The ASX 200 just had its best month ever, up 8.8%. The rise in April, together with the last week of March has the Australian market up 21.5% from the low that was made on 23 March. In some terminology that might constitute a new bull market – though it may not yet feel like it since Australian shares are still 23% below the high point in February.
The fact that the ASX 200 just had the best month in in 28 years, (that specific index commenced in May 1992) illustrates how financial markets tend to price to where we might be in 6 to 12 months, rather than where we are right now. Who would have thought we could see this in the midst of the biggest ever spike in unemployment.

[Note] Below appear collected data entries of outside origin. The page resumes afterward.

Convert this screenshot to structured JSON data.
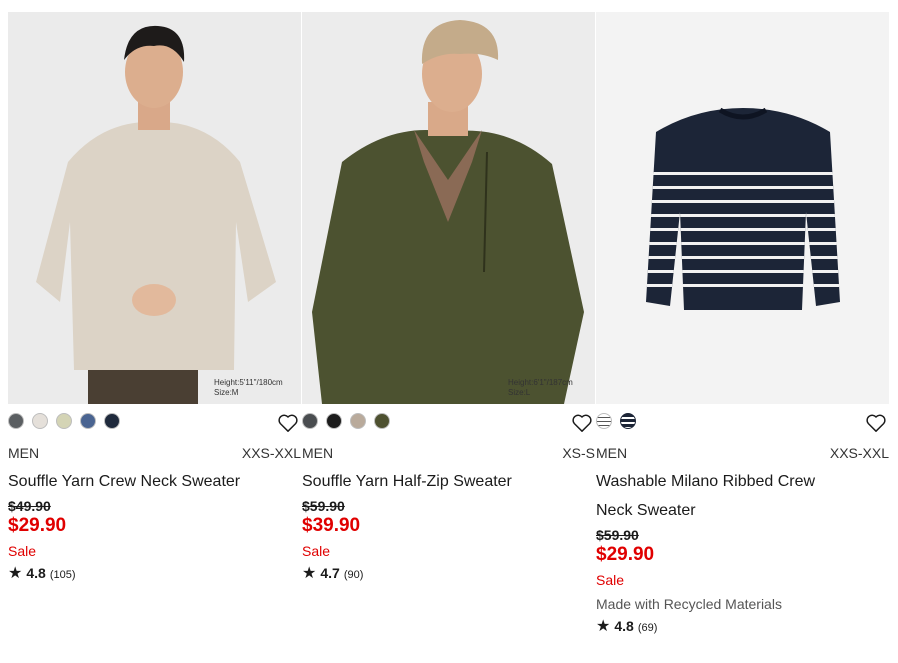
{
  "products": [
    {
      "model_info": [
        "Height:5'11\"/180cm",
        "Size:M"
      ],
      "swatches": [
        "#5b5f62",
        "#e5e0da",
        "#d4d4b5",
        "#4a6491",
        "#1f2a3c"
      ],
      "gender": "MEN",
      "sizes": "XXS-XXL",
      "name_lines": [
        "Souffle Yarn Crew Neck Sweater"
      ],
      "original_price": "$49.90",
      "price": "$29.90",
      "sale_label": "Sale",
      "extra": "",
      "rating": "4.8",
      "review_count": "(105)"
    },
    {
      "model_info": [
        "Height:6'1\"/187cm",
        "Size:L"
      ],
      "swatches": [
        "#4a4d50",
        "#1c1c1c",
        "#b9aa9b",
        "#4e5130"
      ],
      "gender": "MEN",
      "sizes": "XS-S",
      "name_lines": [
        "Souffle Yarn Half-Zip Sweater"
      ],
      "original_price": "$59.90",
      "price": "$39.90",
      "sale_label": "Sale",
      "extra": "",
      "rating": "4.7",
      "review_count": "(90)"
    },
    {
      "model_info": [],
      "swatches": [
        "stripe-white",
        "stripe-navy"
      ],
      "gender": "MEN",
      "sizes": "XXS-XXL",
      "name_lines": [
        "Washable Milano Ribbed Crew",
        "Neck Sweater"
      ],
      "original_price": "$59.90",
      "price": "$29.90",
      "sale_label": "Sale",
      "extra": "Made with Recycled Materials",
      "rating": "4.8",
      "review_count": "(69)"
    }
  ],
  "icons": {
    "favorite": "heart-outline-icon",
    "rating": "star-icon"
  },
  "colors": {
    "sale_red": "#e00000",
    "text": "#1b1b1b"
  }
}
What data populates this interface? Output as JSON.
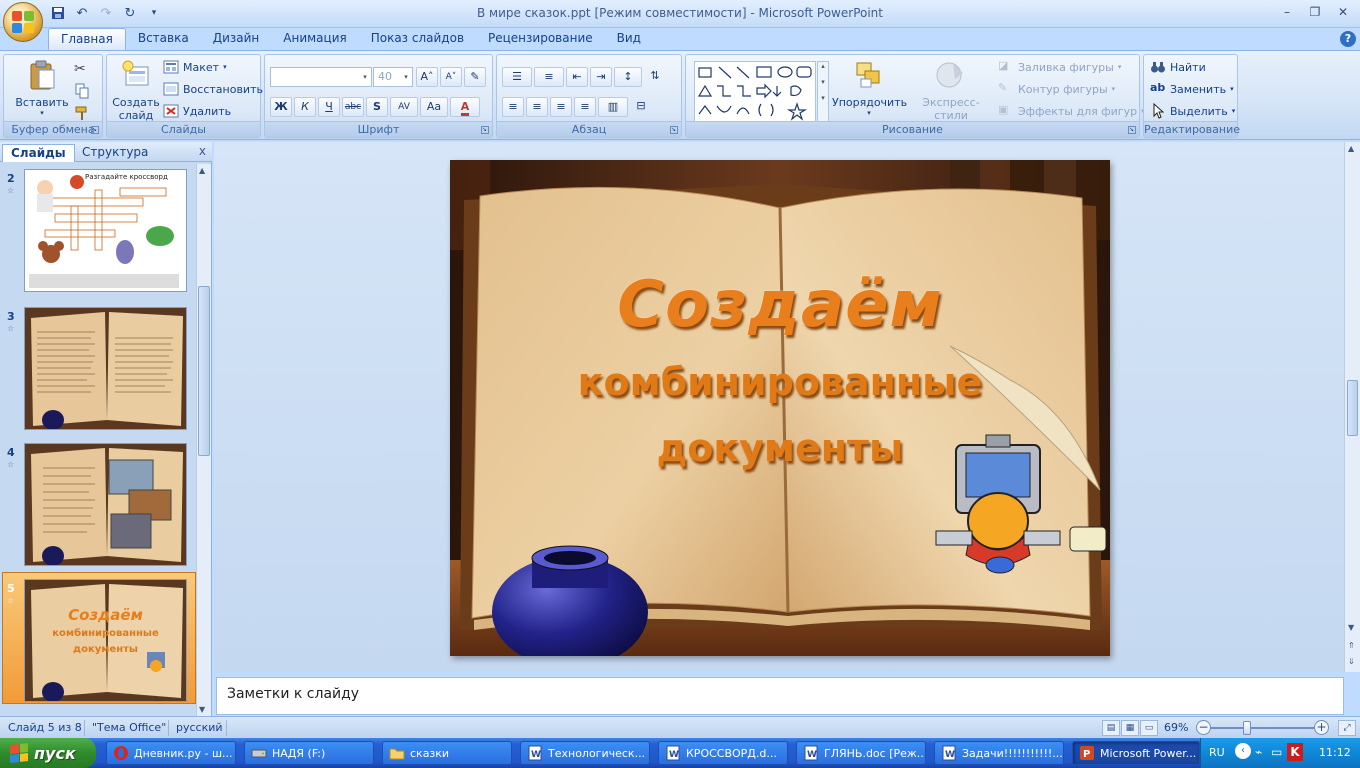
{
  "window": {
    "title": "В мире сказок.ppt [Режим совместимости] - Microsoft PowerPoint",
    "controls": [
      "–",
      "❐",
      "✕"
    ]
  },
  "ribbon_tabs": [
    "Главная",
    "Вставка",
    "Дизайн",
    "Анимация",
    "Показ слайдов",
    "Рецензирование",
    "Вид"
  ],
  "active_tab": "Главная",
  "groups": {
    "clipboard": {
      "label": "Буфер обмена",
      "paste": "Вставить"
    },
    "slides": {
      "label": "Слайды",
      "new_slide_line1": "Создать",
      "new_slide_line2": "слайд",
      "layout": "Макет",
      "reset": "Восстановить",
      "delete": "Удалить"
    },
    "font": {
      "label": "Шрифт",
      "font_size": "40",
      "bold": "Ж",
      "italic": "К",
      "underline": "Ч",
      "strike": "abc",
      "shadow": "S",
      "spacing": "AV",
      "case": "Aa",
      "color": "A",
      "grow": "A",
      "shrink": "A"
    },
    "paragraph": {
      "label": "Абзац"
    },
    "drawing": {
      "label": "Рисование",
      "arrange": "Упорядочить",
      "quick_styles": "Экспресс-стили",
      "fill": "Заливка фигуры",
      "outline": "Контур фигуры",
      "effects": "Эффекты для фигур"
    },
    "editing": {
      "label": "Редактирование",
      "find": "Найти",
      "replace": "Заменить",
      "select": "Выделить"
    }
  },
  "left_pane": {
    "tabs": [
      "Слайды",
      "Структура"
    ],
    "close": "x",
    "slides": [
      {
        "number": "2",
        "title": "Разгадайте кроссворд"
      },
      {
        "number": "3"
      },
      {
        "number": "4"
      },
      {
        "number": "5",
        "title1": "Создаём",
        "title2": "комбинированные",
        "title3": "документы",
        "selected": true
      }
    ]
  },
  "slide": {
    "title_line1": "Создаём",
    "title_line2": "комбинированные",
    "title_line3": "документы"
  },
  "notes": {
    "placeholder": "Заметки к слайду"
  },
  "status": {
    "slide_counter": "Слайд 5 из 8",
    "theme": "\"Тема Office\"",
    "language": "русский",
    "zoom": "69%"
  },
  "taskbar": {
    "start": "пуск",
    "tasks": [
      {
        "label": "Дневник.ру - ш...",
        "icon": "opera-icon"
      },
      {
        "label": "НАДЯ (F:)",
        "icon": "drive-icon"
      },
      {
        "label": "сказки",
        "icon": "folder-icon"
      },
      {
        "label": "Технологическ...",
        "icon": "word-icon"
      },
      {
        "label": "КРОССВОРД.d...",
        "icon": "word-icon"
      },
      {
        "label": "ГЛЯНЬ.doc [Реж...",
        "icon": "word-icon"
      },
      {
        "label": "Задачи!!!!!!!!!!!...",
        "icon": "word-icon"
      },
      {
        "label": "Microsoft Power...",
        "icon": "powerpoint-icon",
        "active": true
      }
    ],
    "lang": "RU",
    "time": "11:12"
  },
  "colors": {
    "accent": "#e87e1c",
    "ribbon": "#d5e4f7",
    "taskbar": "#2460d4",
    "start": "#2f8c2b"
  }
}
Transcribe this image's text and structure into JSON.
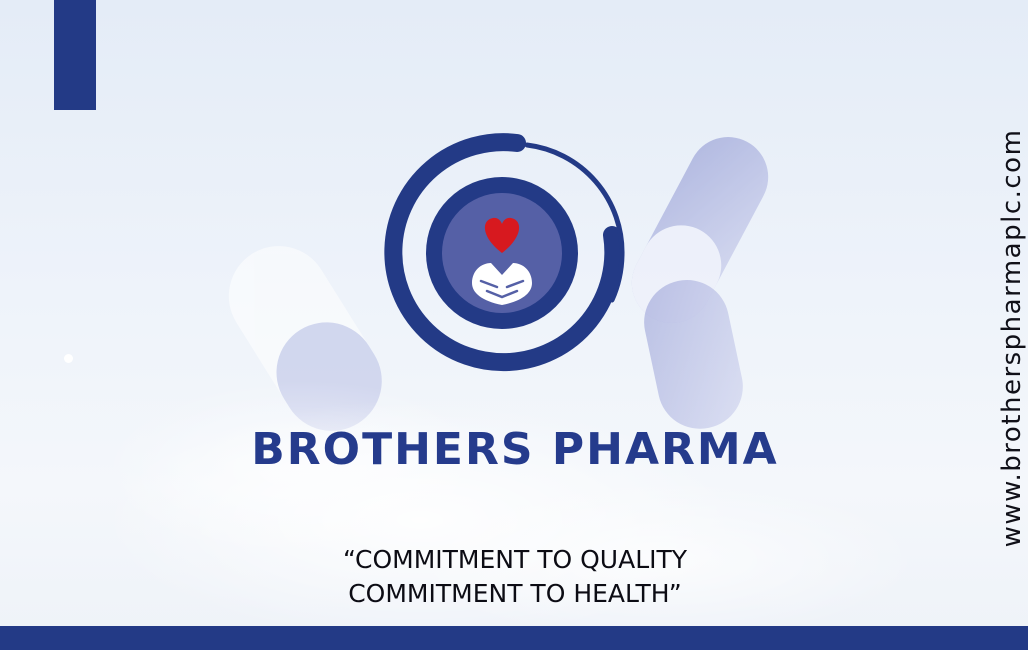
{
  "brand": {
    "name": "BROTHERS PHARMA",
    "tagline_line1": "“COMMITMENT TO QUALITY",
    "tagline_line2": "COMMITMENT TO HEALTH”",
    "website": "www.brotherspharmaplc.com"
  },
  "logo": {
    "icon": "heart-and-hands-icon"
  },
  "colors": {
    "brand_blue": "#233a86",
    "heart_red": "#d7191f",
    "inner_circle": "#5560a6",
    "text_dark": "#0c0c14"
  }
}
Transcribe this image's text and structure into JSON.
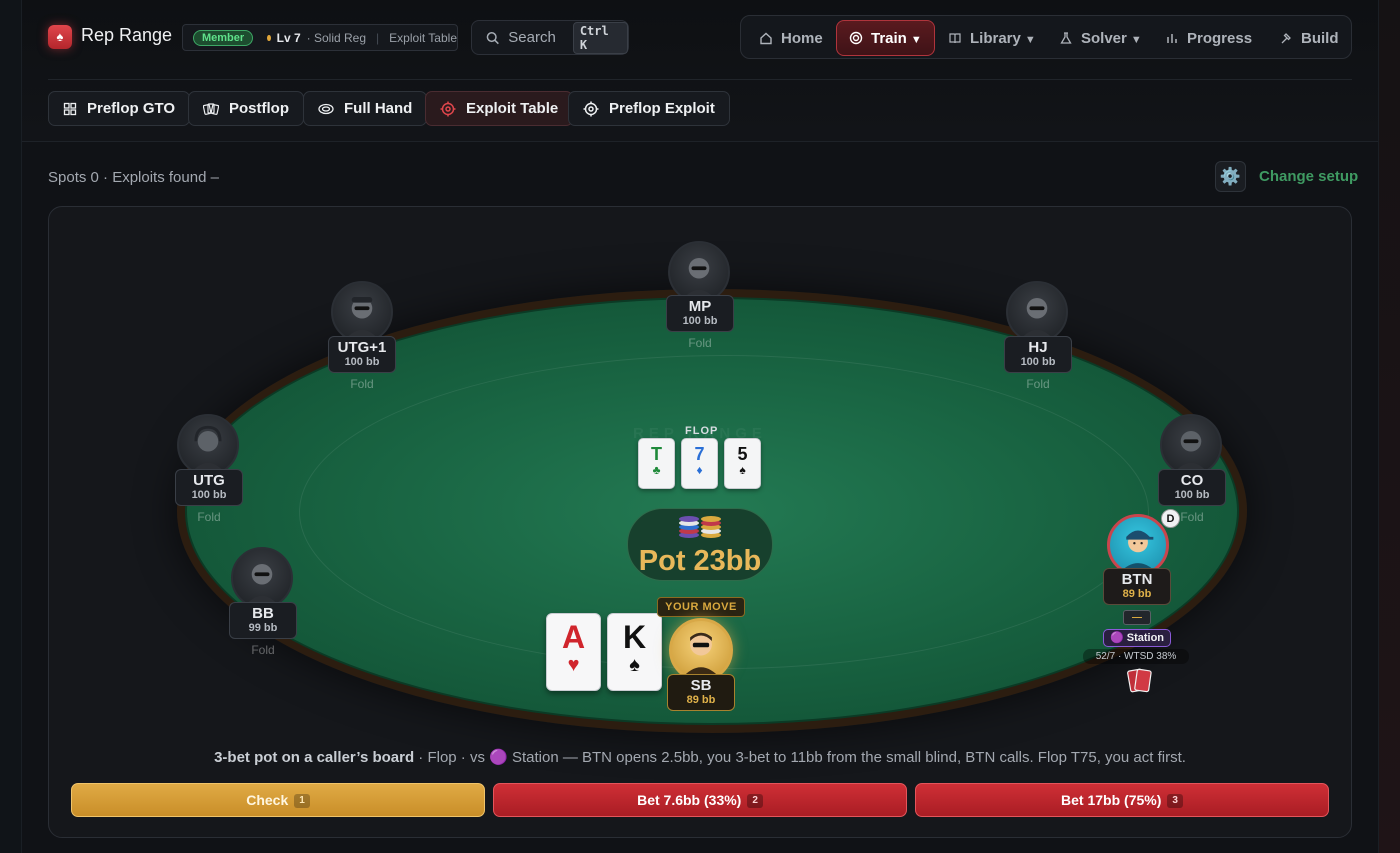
{
  "header": {
    "brand": "Rep Range",
    "member_badge": "Member",
    "level": "Lv 7",
    "level_desc": "· Solid Reg",
    "context": "Exploit Table",
    "search": {
      "label": "Search",
      "shortcut": "Ctrl K"
    },
    "nav": [
      {
        "label": "Home",
        "icon": "home-icon"
      },
      {
        "label": "Train",
        "icon": "target-icon",
        "dropdown": true,
        "active": true
      },
      {
        "label": "Library",
        "icon": "book-icon",
        "dropdown": true
      },
      {
        "label": "Solver",
        "icon": "flask-icon",
        "dropdown": true
      },
      {
        "label": "Progress",
        "icon": "bar-chart-icon"
      },
      {
        "label": "Build",
        "icon": "hammer-icon"
      }
    ]
  },
  "modes": [
    {
      "label": "Preflop GTO",
      "icon": "grid-icon"
    },
    {
      "label": "Postflop",
      "icon": "cards-icon"
    },
    {
      "label": "Full Hand",
      "icon": "chip-icon"
    },
    {
      "label": "Exploit Table",
      "icon": "crosshair-icon",
      "active": true
    },
    {
      "label": "Preflop Exploit",
      "icon": "target-icon"
    }
  ],
  "status": {
    "text": "Spots 0 · Exploits found –",
    "gear_icon": "⚙️",
    "change_setup": "Change setup"
  },
  "table": {
    "watermark": "REP RANGE",
    "street": "FLOP",
    "board": [
      {
        "rank": "T",
        "suit": "♣",
        "color": "#1f8a3a"
      },
      {
        "rank": "7",
        "suit": "♦",
        "color": "#2a6fd6"
      },
      {
        "rank": "5",
        "suit": "♠",
        "color": "#111111"
      }
    ],
    "pot_chips": "⛃⛃",
    "pot": "Pot 23bb",
    "seats": [
      {
        "pos": "UTG+1",
        "stack": "100 bb",
        "action": "Fold"
      },
      {
        "pos": "MP",
        "stack": "100 bb",
        "action": "Fold"
      },
      {
        "pos": "HJ",
        "stack": "100 bb",
        "action": "Fold"
      },
      {
        "pos": "UTG",
        "stack": "100 bb",
        "action": "Fold"
      },
      {
        "pos": "CO",
        "stack": "100 bb",
        "action": "Fold"
      },
      {
        "pos": "BB",
        "stack": "99 bb",
        "action": "Fold"
      }
    ],
    "hero": {
      "your_move": "YOUR MOVE",
      "pos": "SB",
      "stack": "89 bb",
      "cards": [
        {
          "rank": "A",
          "suit": "♥",
          "color": "#d0252c"
        },
        {
          "rank": "K",
          "suit": "♠",
          "color": "#111111"
        }
      ]
    },
    "villain": {
      "pos": "BTN",
      "stack": "89 bb",
      "dealer": "D",
      "bet": "—",
      "type": "🟣 Station",
      "stats": "52/7 · WTSD 38%"
    }
  },
  "description": {
    "bold": "3-bet pot on a caller’s board",
    "rest": " · Flop · vs 🟣 Station — BTN opens 2.5bb, you 3-bet to 11bb from the small blind, BTN calls. Flop T75, you act first."
  },
  "actions": [
    {
      "label": "Check",
      "key": "1"
    },
    {
      "label": "Bet 7.6bb (33%)",
      "key": "2"
    },
    {
      "label": "Bet 17bb (75%)",
      "key": "3"
    }
  ],
  "colors": {
    "accent": "#c9454d",
    "gold": "#e8b85a",
    "felt": "#1a6b47",
    "green_link": "#3f9a62"
  }
}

The month of April saw the release of all manner of dire economic data – none more dire than the news that claims for unemployment benefits have topped 30 million in the USA since mid March. Yet in spite of that, the S&P 500 index has risen by 12.7% in April, and a total of 30% in the 27 trading days since 23 March.
These strong market moves were in a large part due to the fast moving government fiscal responses. However, we also need to recognise the fact that the normal alternative to equities – government bonds – bear almost a guarantee of inflation adjusted losses if held to maturity. This means that bonds appear very unattractive compared to previous share market downturns, and this may also be a big factor in shaping investors responses in this downturn. Investors are virtually forced to take on risk if they wish to make some kind of return that exceeds inflation.
What the month of April has reinforced is that market bottoms are usually made when the outlook is the most pessimistic and gloomy. Similarly market tops are made when economic outlooks are rosy. The economic reality is that we will no doubt have more gloom to come, however there appears to be reasonable hope that our freedom to work and move about may be getting back to normal soon.